AIP-144 Disclosure

TL;DR

Llama discovered an issue with the AIP-144 Swap Contract with respect to the aUST asset after the proposal was executed. There were ~$20k worth of funds at risk, which we whitehat-rescued. We also confirmed that this issue affected only aUST in the proposal scope and no other assets. Due to the rescue, Aave Protocol and Aave DAO will not bear any loss from this issue.

Overview

As part of AIP-144, Llama deployed a Swap contract that encouraged users to deposit USDC in order to receive certain long-tail assets along with a small premium from the Aave Ethereum v2 Collector Contract. This proposal was intended to consolidate the various Aave Treasury holdings into USDC.

Shortly after proposal execution, we noticed that a boolean value (ethFeedOnly) was set incorrectly in the Swap Contract constructor for the aUST configuration. This caused the contract to treat USD as ETH, which meant an arbitrager could acquire approximately $20k worth of aUST (i.e.~892,451 aUST) for ~12 USDC.

A Llama contributor, @Dydymoon, found this issue and took a whitehat action of arbitraging the entire aUST amount in this specific transaction. We have returned the entire aUST amount to the Aave collector (test transaction, final transaction).

We have cross-checked all remaining assets and confirmed that they are configured with the correct ethFeedOnly boolean value for their respective oracles. No other assets were affected.

Root Cause

The specific issue can be narrowed down to this boolean value being set to false instead of true at line 179 in the Swap Contract constructor.

That specific boolean (ethFeedOnly) tells the contract whether the oracle being used is a USD-denominated feed or an ETH-denominated feed for a particular asset. In this case, the aUST Oracle that was used was an ETH feed. However, with that boolean set as false, the contract assumed the oracle was a USD feed and didn’t execute this particular code block, which would have resulted in the appropriate price and decimal conversion from ETH to USD.

Next Steps

We will work on a separate proposal payload to swap the aUST from the Aave collector. Additionally, we will share a post-mortem that details how incorrect constructor configurations like this one will be prevented in the future.

Thanks for the detailed post about the issue, and @Dydymoon for your help!

Having proper tests would have helped to catch that error and prevent this issue. Would be nice to see the intention of improving your internal processes for code review and testing as “Next Steps”.

Thanks @miguelmtz. Yes, we plan to work on improving our processes and will include a more detailed plan in our post-mortem.

Sharing additional information here for the community’s benefit:

We write test suites for all our AIPs and try to be as comprehensive as possible, including end-to-end integration testing with Aave governance by forking mainnet. For AIP-144, you can find our test suite here. Here, we wrote tests to cover all branches of code logic within the contract to ensure that it’s working as expected. However, we missed testing all the initial constructor configurations for each individual asset. We did have a specific value test for BUSD and aSUSD that checked if the getAmountIn() function was working as intended for a specific value in the case of a USD-based feed and an ETH-based feed.

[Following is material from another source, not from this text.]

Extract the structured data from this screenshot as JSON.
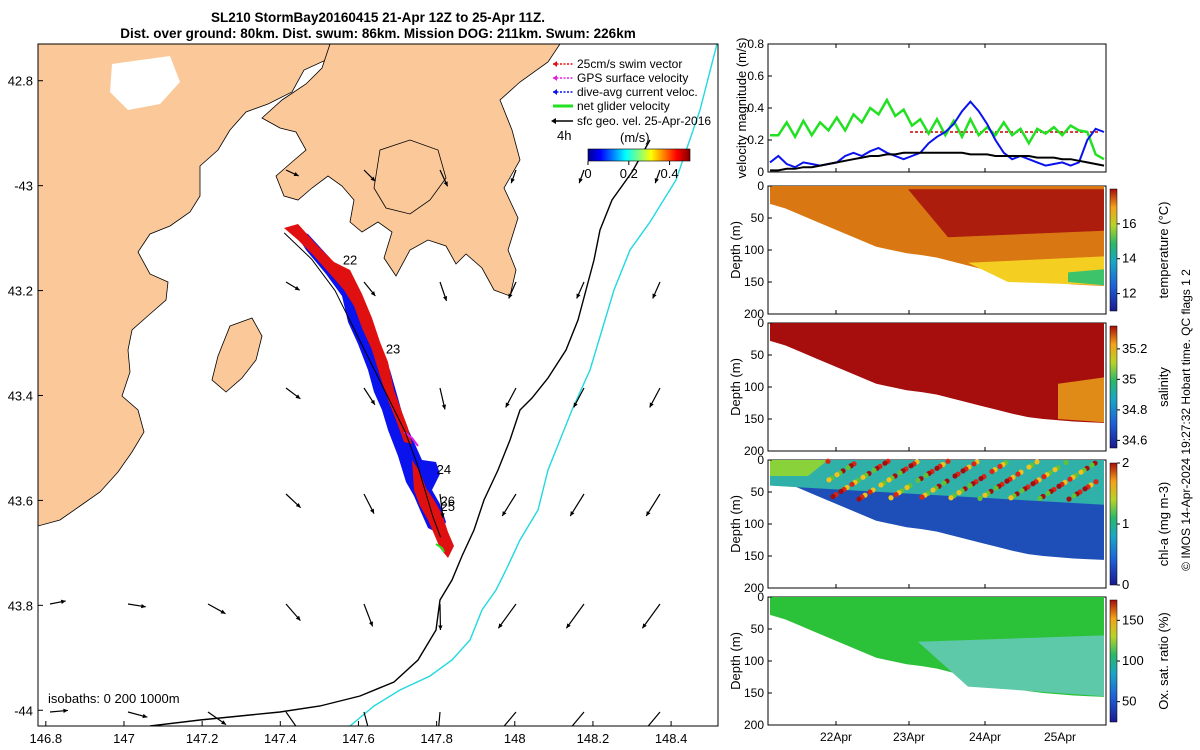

Had we run this test for all assets in addition to writing separate tests for asserting the correct initial constructor configurations, we would have been able to catch the bug. We are actively working to improve in our internal process to implement more comprehensive tests and also to ensure that these types of bugs are caught during code review.

Thanks, @Llamaxyz for this disclosure. From our side, we have analyzed what went wrong and what could be a good way forward for us to help teams submit more safely proposals.

• We think that our reviewing process could be improved by giving early feedback here on the forum, if we feel that the general design/approach of the proposal could be more optimal, a similar approach as here [ARFC] Repay Excess CRV Debt on Ethereum v2 - #7 by bgdlabs, so we will proceed that way.

• We will improve the tooling of the community (e.g. Seatbelt) to go a bit deeper on the verification of scenarios like this one (assets management), which are becoming more common.

• We will coordinate with the security partners of the community to understand if it is better to approach differently to smart contracts of a similar style to the ones on the 144 system.

• On our reviews, we will be stricter on the test cases required, whenever applicable.

We conducted an internal post-mortem recently and have agreed to improve the following in our internal processes to ensure such bugs are caught well in advance:

Additional testing requirements as part of development:

1. Adding specific value tests for every configuration in a contract (Besides generic unit tests of the respective code block) to check that all configurations are working as intended.
2. Adding situational integration tests post-execution of a function in a contract to catch any unintended behavior post-execution of a function.
3. Adding assertions for every major state change within a code block and not just the input/output of a code block, in order to ensure that state changes are occurring as intended.

We will be planning our proposal pipeline such that there is at least a month of advance notice for each proposal to the Llama Engineering team in order to ensure that there is sufficient time for development, testing, internal review and external review.